A decade after taking drill sergeants out of Advanced Individual Training and replacing them with AIT platoon sergeants, the Army is planning on bringing the drill sergeants back.

Though the idea has been floated in the past, during TRADOC’s fourth State of NCO Professional Development Town Hall, Command Sgt. Maj. Michael Gragg, the command sergeant major of the U.S. Army Center for Initial Military Training at Fort Eustis, Virginia, said the plans are now moving forward.

On Nov. 17, the Army officially decided to bring drill sergeants back to AIT, after a sign-off by Ray Horoho, the acting assistant Army secretary for manpower and reserve affairs.

“Currently, USACIMT is working with Department of the Army-level staff and other stakeholders to get all the required administrative pieces in place before implementation can begin,” Lt. Col. Jeffrey Pray, a spokesman for the Center for Initial Military Training, told Army Times. “However, we do expect drill sergeants to start transitioning to AIT in 2018.”

“The goal is to get [drill sergeants] back,” Gragg said back in May. “We know the force would like them there. We know there is a deficiency in Warrior Tasks and Battle Drills.
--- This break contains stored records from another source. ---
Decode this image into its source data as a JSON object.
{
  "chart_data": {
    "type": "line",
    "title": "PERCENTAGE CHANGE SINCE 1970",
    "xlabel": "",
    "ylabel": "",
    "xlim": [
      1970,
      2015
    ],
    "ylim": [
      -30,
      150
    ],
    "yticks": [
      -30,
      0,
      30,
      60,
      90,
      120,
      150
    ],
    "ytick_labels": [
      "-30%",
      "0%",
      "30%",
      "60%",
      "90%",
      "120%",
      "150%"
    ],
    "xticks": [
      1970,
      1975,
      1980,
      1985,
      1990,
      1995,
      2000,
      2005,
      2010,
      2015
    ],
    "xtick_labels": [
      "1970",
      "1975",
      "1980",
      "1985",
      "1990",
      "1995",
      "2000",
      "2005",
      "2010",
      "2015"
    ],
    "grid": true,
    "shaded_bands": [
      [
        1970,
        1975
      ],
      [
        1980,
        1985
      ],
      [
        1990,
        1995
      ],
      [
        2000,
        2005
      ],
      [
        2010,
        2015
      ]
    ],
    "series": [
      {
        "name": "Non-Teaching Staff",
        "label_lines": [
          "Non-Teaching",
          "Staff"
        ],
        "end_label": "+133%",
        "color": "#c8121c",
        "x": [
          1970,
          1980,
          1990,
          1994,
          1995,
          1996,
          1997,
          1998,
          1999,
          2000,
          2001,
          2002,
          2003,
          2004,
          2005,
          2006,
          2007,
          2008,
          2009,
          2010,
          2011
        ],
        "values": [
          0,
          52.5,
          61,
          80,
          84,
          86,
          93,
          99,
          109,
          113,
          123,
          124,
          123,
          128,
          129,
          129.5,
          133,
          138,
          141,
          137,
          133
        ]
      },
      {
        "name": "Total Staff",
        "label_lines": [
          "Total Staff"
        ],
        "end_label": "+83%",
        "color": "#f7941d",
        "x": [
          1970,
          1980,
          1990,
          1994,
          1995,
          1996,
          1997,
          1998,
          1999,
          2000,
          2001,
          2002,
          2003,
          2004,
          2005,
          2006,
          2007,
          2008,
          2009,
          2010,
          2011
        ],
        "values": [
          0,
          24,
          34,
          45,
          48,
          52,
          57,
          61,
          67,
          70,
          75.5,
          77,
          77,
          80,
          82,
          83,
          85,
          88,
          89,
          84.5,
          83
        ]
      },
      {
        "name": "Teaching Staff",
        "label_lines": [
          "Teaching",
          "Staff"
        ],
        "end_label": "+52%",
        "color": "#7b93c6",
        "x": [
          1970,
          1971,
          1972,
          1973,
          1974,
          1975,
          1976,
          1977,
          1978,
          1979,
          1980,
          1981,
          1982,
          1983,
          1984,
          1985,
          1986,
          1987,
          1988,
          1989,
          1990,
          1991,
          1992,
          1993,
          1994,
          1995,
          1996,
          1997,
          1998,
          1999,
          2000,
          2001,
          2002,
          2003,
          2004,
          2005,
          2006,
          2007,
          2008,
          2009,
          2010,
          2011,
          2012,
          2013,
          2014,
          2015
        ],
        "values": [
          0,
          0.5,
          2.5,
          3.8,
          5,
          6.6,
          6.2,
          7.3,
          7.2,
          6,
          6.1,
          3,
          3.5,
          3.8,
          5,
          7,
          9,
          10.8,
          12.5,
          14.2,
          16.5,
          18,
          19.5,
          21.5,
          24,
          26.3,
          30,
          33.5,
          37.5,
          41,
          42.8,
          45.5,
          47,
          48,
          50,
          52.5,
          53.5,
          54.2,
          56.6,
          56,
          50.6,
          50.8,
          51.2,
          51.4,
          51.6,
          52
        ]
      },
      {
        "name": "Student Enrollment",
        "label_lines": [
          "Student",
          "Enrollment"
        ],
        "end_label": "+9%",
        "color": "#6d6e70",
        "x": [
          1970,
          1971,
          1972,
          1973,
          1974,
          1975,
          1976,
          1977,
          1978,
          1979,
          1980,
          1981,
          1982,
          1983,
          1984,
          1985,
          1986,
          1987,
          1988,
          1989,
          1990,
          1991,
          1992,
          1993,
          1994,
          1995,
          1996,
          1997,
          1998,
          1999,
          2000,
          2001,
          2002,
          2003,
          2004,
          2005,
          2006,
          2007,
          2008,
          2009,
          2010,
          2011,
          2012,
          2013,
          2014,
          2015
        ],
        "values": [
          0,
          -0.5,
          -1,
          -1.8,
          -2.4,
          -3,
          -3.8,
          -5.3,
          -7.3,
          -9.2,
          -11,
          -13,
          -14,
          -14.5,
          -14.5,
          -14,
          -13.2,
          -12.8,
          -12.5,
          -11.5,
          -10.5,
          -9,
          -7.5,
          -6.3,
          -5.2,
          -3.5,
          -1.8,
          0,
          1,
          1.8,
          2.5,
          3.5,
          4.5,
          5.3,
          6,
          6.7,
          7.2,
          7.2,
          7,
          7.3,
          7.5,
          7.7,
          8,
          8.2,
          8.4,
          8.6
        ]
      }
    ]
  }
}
We know there is a decrease in the level of discipline.”

One Station Unit Training – combined basic training and AIT – is offered for military occupational specialties such as infantry and military police and was not affected because it had drill sergeants the entire time.

“In basic training, the drill sergeant is the authority figure,” TRADOC Command Sgt. Maj. Dave Davenport said in October. “And when we brought AIT platoon sergeants in to replace drill sergeants, it was really about them beginning the transition to the role of the noncommissioned officer.”

It turned out that this transition was too early and soldiers could use the continuity of drill sergeants from the beginning of their initial training until the end.

“For my AIT platoon sergeant brethren out there who would think this is a slap on them, it is not,” Gragg said. “Because those same individuals who are AIT platoon sergeants will be the same exact individuals who will be the drill sergeants. What we’re trying to do is give them more tools to be successful.”